On 24 February 2022, when Technicolor SA announced the full year 2021 results, the company also intended to list and spin-off 65% of Technicolor Creative Studios through a distribution-in-kind to Technicolor shareholders, while Technicolor will remain listed on Euronext Paris and post-spin off will retain up to 35% ownership of TCS. The business operations of Technicolor will divided into Technicolor Creative Studios and Technicolor's Connected Home and DVD services, which later known as Vantiva. On 27 September 2022, Technicolor Creative Studios became independently public-listed company, while Technicolor SA eventually rebranded as Vantiva, completed the spin-off process.

=== 2024–present: Technicolor Group's decline ===
On 26 May 2024, Technicolor Creative Studios became Technicolor Group.

On 24 February 2025, a week after the company announced its plans to close its U.S. offices, the company filed for voluntary administration in the UK and began the receivership process in France.

On 1 March 2025, TransPerfect acquired Technicolor Games.

On 27 March 2025, Rodeo FX acquired most of Mikros Animation and select assets of Technicolor Canada.

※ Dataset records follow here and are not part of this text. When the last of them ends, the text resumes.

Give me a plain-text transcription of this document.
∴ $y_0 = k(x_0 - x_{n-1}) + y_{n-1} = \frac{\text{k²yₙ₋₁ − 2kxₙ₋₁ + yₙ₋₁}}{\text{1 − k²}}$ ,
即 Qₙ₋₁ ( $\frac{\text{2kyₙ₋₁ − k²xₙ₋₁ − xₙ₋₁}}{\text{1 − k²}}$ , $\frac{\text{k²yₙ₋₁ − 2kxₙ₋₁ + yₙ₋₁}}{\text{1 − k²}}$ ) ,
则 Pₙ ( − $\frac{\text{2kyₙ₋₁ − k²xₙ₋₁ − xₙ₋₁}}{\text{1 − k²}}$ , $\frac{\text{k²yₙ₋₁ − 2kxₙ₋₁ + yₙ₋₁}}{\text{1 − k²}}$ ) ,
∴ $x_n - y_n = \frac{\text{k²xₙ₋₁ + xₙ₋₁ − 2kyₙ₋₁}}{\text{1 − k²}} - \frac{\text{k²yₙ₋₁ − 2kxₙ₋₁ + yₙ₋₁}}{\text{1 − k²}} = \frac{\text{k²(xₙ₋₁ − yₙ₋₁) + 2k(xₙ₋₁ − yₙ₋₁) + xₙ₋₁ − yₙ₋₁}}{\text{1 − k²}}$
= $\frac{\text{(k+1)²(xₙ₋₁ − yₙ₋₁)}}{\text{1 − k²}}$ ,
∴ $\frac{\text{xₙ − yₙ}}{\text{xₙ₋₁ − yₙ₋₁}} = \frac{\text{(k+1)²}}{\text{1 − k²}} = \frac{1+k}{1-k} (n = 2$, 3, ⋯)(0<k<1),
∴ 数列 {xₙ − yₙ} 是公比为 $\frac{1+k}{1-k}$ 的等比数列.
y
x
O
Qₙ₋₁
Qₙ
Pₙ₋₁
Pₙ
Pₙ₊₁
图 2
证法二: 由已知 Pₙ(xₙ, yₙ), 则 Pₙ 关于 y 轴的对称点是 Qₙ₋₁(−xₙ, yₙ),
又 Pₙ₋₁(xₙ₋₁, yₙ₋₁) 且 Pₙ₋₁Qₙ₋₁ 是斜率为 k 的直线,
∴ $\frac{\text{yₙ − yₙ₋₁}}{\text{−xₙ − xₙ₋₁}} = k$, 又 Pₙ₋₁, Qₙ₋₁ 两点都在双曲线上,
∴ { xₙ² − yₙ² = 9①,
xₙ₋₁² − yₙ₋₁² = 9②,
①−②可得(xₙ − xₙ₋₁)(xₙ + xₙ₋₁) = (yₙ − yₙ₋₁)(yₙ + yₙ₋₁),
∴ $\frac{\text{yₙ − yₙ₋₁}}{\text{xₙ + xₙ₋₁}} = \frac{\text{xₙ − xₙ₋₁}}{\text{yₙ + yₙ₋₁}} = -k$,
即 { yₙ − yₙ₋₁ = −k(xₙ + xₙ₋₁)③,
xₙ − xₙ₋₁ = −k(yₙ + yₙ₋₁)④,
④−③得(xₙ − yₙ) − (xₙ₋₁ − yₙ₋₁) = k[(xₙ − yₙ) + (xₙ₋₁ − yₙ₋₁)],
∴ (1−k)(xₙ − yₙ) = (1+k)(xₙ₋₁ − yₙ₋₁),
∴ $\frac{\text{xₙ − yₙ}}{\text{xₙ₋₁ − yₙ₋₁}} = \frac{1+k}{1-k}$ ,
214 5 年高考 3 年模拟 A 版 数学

On 28 March 2025, TransPerfect acquired the French assets of MPC, The Mill and Mikros Animation’s service work capabilities in Canada and France. On the same day, Boris Hertzog acquired the television division and French IPs of Mikros Animation, bringing OuiDo! Productions back after ten years.

As of 2026, the Technicolor trademark is owned by Tailsman Brands, Inc. (d/b/a Established Incorporated, stylized as established.inc).

== Operations ==
At the time of its closure, Technicolor Creative Studios had two distinct operating units:
- Moving Picture Company (MPC), a global leader in VFX, animation and visualization for over 45 years. MPC involved in several projects, such as Apple TV+ documentary series Prehistoric Planet and Disney's 2019 remake of The Lion King.
- The Mill, a global network of award-winning VFX artists and creative technologists with decades of experiences across the advertising and branding. The Mill involved in several projects, such as the posters of the Jordan Peele film Nope.